Written by Jessica Catlow
Market disrupters always make news. Uber, which claims to be a tech company, created a smart-phone application that connects drivers of “black cars”, or livery cars, with passengers, and processes the payment with the passenger’s pre-registered credit card, all in exchange for 20% of the fare. Of late, Uber has been in the news most often because of its “surge pricing” model. As demand picks up, so do the fares. Uber claims the increased price in times of high demand encourages drivers to get on the roads – i.e., to increase supply at the right moment and therefore increase market efficiencies. During a snow storm recently in New York however, (and on New Year’s Eve, or other similar high demand times), this pricing model has frustrated a number of passengers. Most publicly, Jessica Seinfeld posted a Tweet of her $415 fare to bring her kids to a bar mitzvah at another Manhattan location.
Unfortunately, or fortunately, no celebrity or spouse of celebrity has taken to Twitter about another dispute plaguing Uber: in December 2013, a federal judge in San Francisco refused to dismiss a class action lawsuit brought by drivers against Uber claiming Uber misclassified them as independent contractors, kept a portion of their tips, and refused to reimburse them for business expenses as required under California law.
Human resource professionals and employment law practitioners know well that the hallmarks of an employment relationship are direction and control and the employee’s lack of entrepreneurial risk. The drivers claim that they are employees because they “are required to follow a litany of detailed requirements imposed on them by Uber and they are graded, and are subject to termination, based on their failure to adhere to these requirements (such as rules regarding their conduct with customers, the cleanliness of their vehicles, their timeliness in picking up customers and taking them to their destination, what they are allowed to say to customers, etc.” Uber claims that the drivers are not employees because the drivers supply the instrumentalities of their work (i.e., the cars), they are paid by the job, and because Uber has no control over the drivers’ hours, which geographic area they target for pickups, and whether they choose to accept a passenger’s request for a ride. Uber claims it is a tech company merely facilitating the connection between drivers and passengers. The drivers claim that Uber is in the business of providing car services to customers – and that they are integrated fully into that business.

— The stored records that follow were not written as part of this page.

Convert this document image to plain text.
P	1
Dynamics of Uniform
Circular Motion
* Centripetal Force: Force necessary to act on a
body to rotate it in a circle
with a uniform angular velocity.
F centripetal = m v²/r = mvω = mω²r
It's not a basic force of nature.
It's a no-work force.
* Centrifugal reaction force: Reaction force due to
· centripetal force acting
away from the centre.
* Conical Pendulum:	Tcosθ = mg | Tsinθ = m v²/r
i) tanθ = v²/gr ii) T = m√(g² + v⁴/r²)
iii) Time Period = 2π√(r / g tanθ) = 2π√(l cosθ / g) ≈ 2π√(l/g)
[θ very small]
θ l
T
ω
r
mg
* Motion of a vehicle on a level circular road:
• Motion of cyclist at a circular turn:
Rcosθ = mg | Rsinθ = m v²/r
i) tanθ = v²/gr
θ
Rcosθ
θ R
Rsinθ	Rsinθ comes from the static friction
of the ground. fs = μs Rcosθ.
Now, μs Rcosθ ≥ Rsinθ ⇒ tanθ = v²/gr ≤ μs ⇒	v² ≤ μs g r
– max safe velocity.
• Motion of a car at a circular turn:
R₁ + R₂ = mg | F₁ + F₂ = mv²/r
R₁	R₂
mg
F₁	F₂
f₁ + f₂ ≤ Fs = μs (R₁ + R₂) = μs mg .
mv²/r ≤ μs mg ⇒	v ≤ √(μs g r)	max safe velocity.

The court allowed the case to go forward because the drivers’ allegations in their complaint were sufficient to state a claim that they are in employees, even if it is ultimately determined later that Uber does not in fact exercise the requisite direction or control over the drivers such that Uber properly classified them as independent contracts.
Stay tuned. This will be an interesting case to watch. As we all know, the determination of whether a person is properly classified as an independent contractor is highly fact dependent, and, oftentimes, there is so much gray that ultimately it will be a matter of judgment and an employer’s appetite for risk. The ultimate disposition in cases like Uber will serve as a further guidepost in that decision making process.